Why does pipelining allow for higher frequencies?

[eLiu]

I've often heard this statement made, but I honestly have no idea as to why it's true. Is it b/c with a deeper pipeline, each stage will be responsible for smaller chunks of work = simpler stages = run faster? I'm just guessing here but I'd love to know the real answer.

 

[Raghu]

You are correct.

 

[esun]

It takes time for a logic signal to propagate. Say for instance you have a sequence of inverters (NOT gates) and a single input. There is some delay associated with each gate, call it T_inv.

So if you have N inverters, after changing the input bit, it will take N * T_inv time for the output to change. If this is a clocked system and you need to correctly determine the output between changes of the input, you have to wait N * T_inv seconds, meaning your clock frequency is limited to 1 / (N * T_inv).

Now let's say you split the chain so there are N/2 inverters followed by a register following by N/2 inverters. Now, after the input changes, the register in the middle only has to wait half the time for the signal in the middle to be correct so it can be sampled. Similarly, the second set of N/2 inverters only has to wait half the time from when the middle register last changed its value.
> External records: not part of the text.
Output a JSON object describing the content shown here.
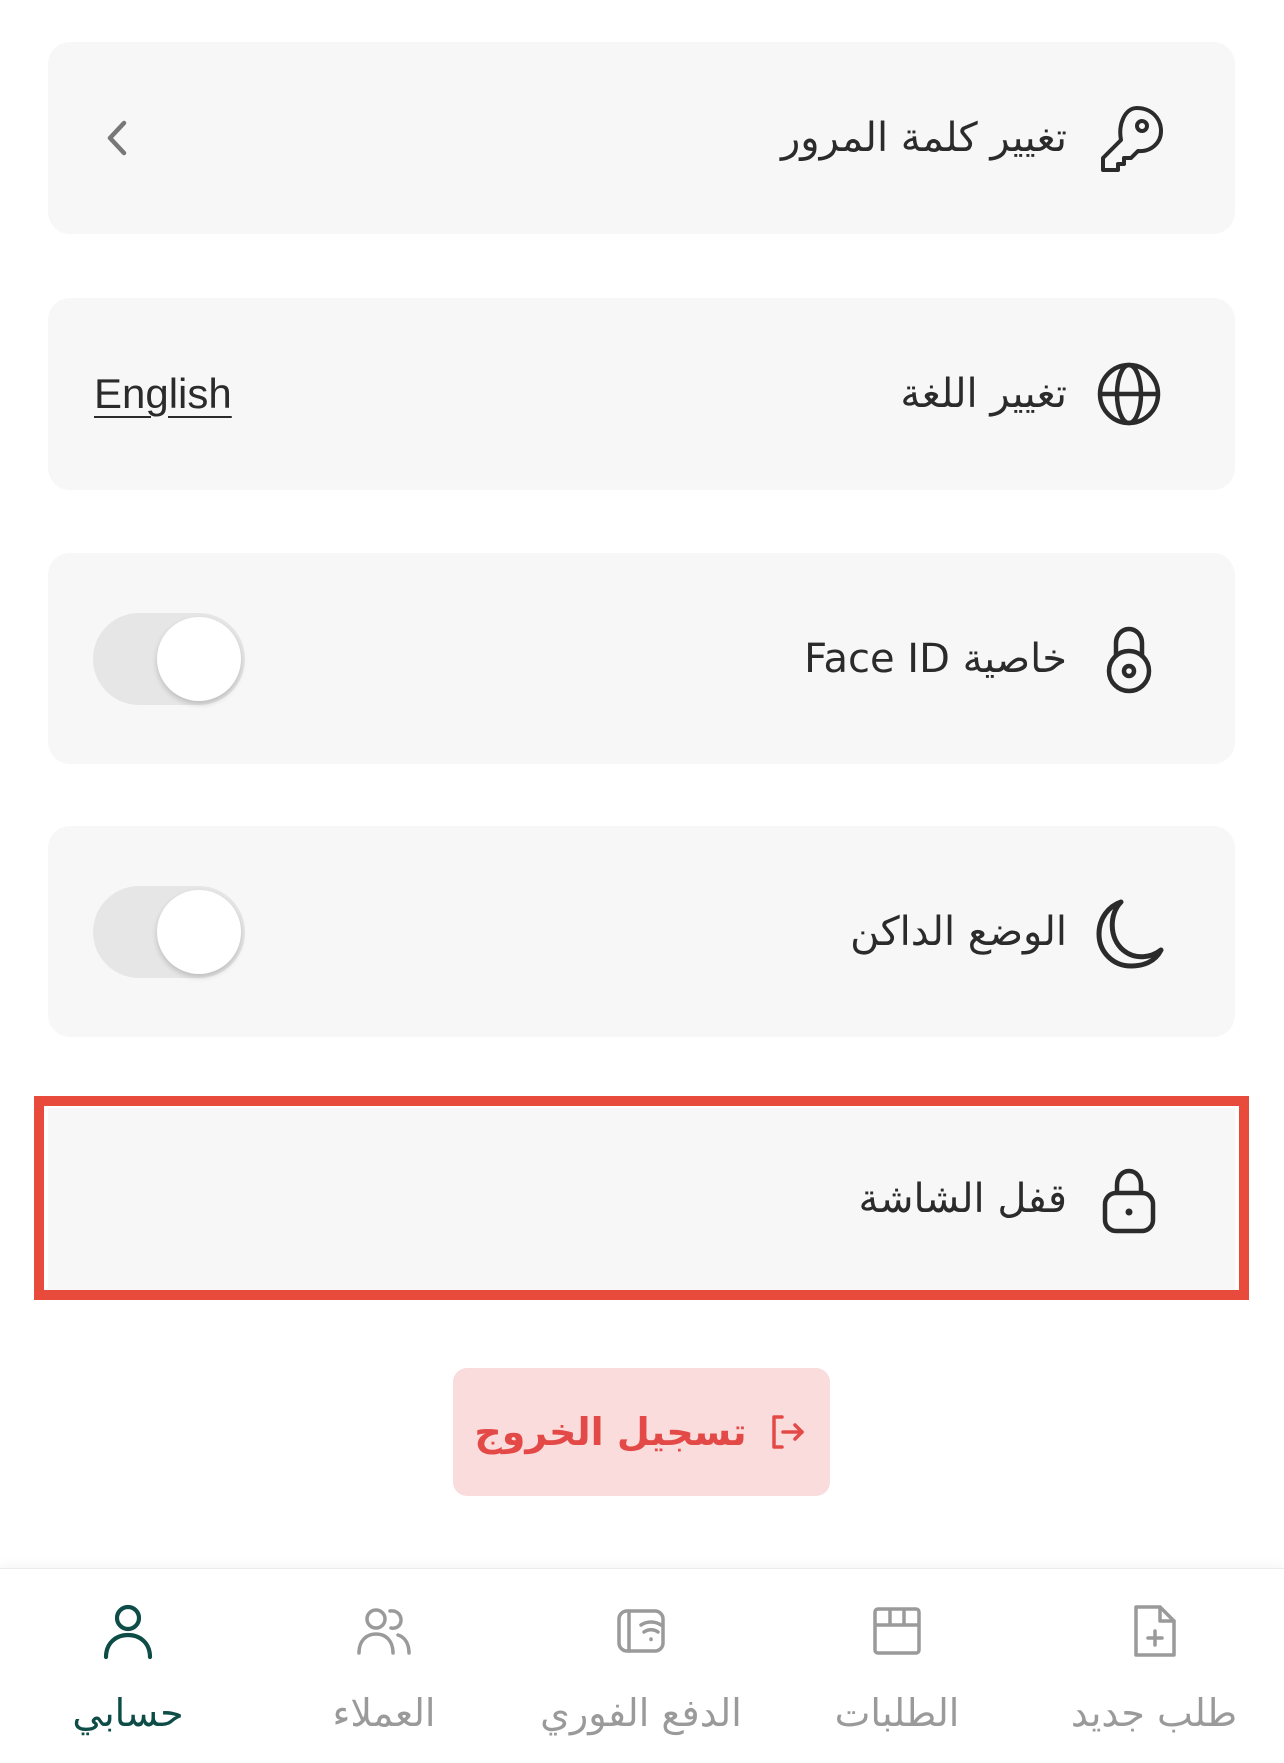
{
  "settings": {
    "change_password": {
      "label": "تغيير كلمة المرور",
      "icon": "key-icon"
    },
    "change_language": {
      "label": "تغيير اللغة",
      "icon": "globe-icon",
      "value": "English"
    },
    "face_id": {
      "label": "خاصية Face ID",
      "icon": "padlock-icon",
      "enabled": false
    },
    "dark_mode": {
      "label": "الوضع الداكن",
      "icon": "moon-icon",
      "enabled": false
    },
    "screen_lock": {
      "label": "قفل الشاشة",
      "icon": "lock-icon"
    }
  },
  "logout": {
    "label": "تسجيل الخروج",
    "icon": "logout-icon"
  },
  "bottom_nav": {
    "items": [
      {
        "label": "حسابي",
        "icon": "user-icon",
        "active": true
      },
      {
        "label": "العملاء",
        "icon": "users-icon",
        "active": false
      },
      {
        "label": "الدفع الفوري",
        "icon": "wallet-icon",
        "active": false
      },
      {
        "label": "الطلبات",
        "icon": "box-icon",
        "active": false
      },
      {
        "label": "طلب جديد",
        "icon": "file-plus-icon",
        "active": false
      }
    ]
  },
  "colors": {
    "card_bg": "#f7f7f7",
    "text": "#2b2b2b",
    "highlight": "#e84a3c",
    "logout_bg": "#fbdcdd",
    "logout_text": "#e34a47",
    "nav_active": "#0e4d47",
    "nav_inactive": "#9a9a9a"
  }
}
Of course this means that the output value is always delayed by 1 clock cycle from what it previously was (i.e., we've added a 1 clock cycle of latency). However, we get the run the clock twice as fast. There is a direct trade-off here. There is a limit to how much you can pipeline, though, where adding more pipelines doesn't improve performance any more.

 

[eLiu]

Cool, thanks! That makes sense.

 

[Born2bwire]

Dammit, for a second I thought that eLiu had split personality and was asking and answering between himselves.

 

[WhoBeDaPlaya]

There's another trade-off - stalls. If your branch prediction isn't up to par, you'll have to spend a couple of clock cycles doing diddly squat (no-ops).

The more stages a pipeline has, the more cycles stalls cost.

 

[eLiu]

There's another trade-off - stalls. If your branch prediction isn't up to par, you'll have to spend a couple of clock cycles doing diddly squat (no-ops).
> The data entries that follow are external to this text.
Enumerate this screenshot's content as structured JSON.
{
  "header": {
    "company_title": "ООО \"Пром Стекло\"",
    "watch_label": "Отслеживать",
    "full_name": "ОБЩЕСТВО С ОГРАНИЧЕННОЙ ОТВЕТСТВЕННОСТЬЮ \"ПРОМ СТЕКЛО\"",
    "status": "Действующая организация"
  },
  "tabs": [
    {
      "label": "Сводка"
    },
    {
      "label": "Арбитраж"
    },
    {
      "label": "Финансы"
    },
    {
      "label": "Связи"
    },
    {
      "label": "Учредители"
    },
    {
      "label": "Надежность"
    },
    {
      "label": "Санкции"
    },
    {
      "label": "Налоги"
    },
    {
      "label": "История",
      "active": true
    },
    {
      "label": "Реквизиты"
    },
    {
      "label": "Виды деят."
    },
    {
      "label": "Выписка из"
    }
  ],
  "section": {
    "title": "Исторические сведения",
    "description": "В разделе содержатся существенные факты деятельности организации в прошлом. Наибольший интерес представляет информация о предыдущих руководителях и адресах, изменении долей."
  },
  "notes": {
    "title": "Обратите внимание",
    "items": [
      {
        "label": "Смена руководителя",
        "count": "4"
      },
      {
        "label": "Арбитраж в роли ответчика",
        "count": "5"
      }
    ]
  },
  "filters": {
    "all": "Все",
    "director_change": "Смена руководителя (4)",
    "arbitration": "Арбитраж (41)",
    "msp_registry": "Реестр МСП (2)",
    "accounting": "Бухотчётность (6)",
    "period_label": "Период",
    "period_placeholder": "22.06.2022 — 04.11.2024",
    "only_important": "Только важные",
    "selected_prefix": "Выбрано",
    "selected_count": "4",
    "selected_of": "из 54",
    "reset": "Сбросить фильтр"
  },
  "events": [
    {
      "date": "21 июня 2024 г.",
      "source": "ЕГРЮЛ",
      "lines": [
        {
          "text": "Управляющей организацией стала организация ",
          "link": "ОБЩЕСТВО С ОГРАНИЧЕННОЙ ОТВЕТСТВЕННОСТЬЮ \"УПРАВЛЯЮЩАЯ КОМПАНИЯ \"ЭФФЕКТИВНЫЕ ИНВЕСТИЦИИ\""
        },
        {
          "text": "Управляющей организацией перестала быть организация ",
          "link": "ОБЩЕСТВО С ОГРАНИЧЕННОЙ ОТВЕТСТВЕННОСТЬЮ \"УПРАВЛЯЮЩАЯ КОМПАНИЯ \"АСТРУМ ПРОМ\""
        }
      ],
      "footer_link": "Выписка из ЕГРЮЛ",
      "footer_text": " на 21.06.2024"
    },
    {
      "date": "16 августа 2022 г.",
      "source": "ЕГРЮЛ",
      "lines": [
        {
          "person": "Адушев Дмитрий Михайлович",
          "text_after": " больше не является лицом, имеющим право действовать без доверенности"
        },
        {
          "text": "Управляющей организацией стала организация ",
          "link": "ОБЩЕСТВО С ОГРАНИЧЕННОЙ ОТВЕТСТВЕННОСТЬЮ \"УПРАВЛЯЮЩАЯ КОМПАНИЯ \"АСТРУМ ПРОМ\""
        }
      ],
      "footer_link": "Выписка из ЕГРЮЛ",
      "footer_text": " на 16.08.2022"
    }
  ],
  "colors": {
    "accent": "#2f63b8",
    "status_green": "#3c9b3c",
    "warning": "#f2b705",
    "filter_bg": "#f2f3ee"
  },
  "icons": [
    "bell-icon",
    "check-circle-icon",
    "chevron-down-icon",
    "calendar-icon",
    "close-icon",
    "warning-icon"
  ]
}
The more stages a pipeline has, the more cycles stalls cost.

Yeah, I'm aware. When I said "= run faster", I meant just in terms of frequency, not in terms of ability to do useful work (Hi pentium 4, how are you? lol). More of a purely electronics question I guess.

 

[WhoBeDaPlaya]

Yeah, I'm aware. When I said "= run faster", I meant just in terms of frequency, not in terms of ability to do useful work (Hi pentium 4, how are you? lol). More of a purely electronics question I guess.

Ah gotcha. Then yeah, basically you're limited by the immutable laws of EM.
It gets wackier at advanced (~ <= 40nm) nodes, where the corners you sign off a design on get flipped on its head.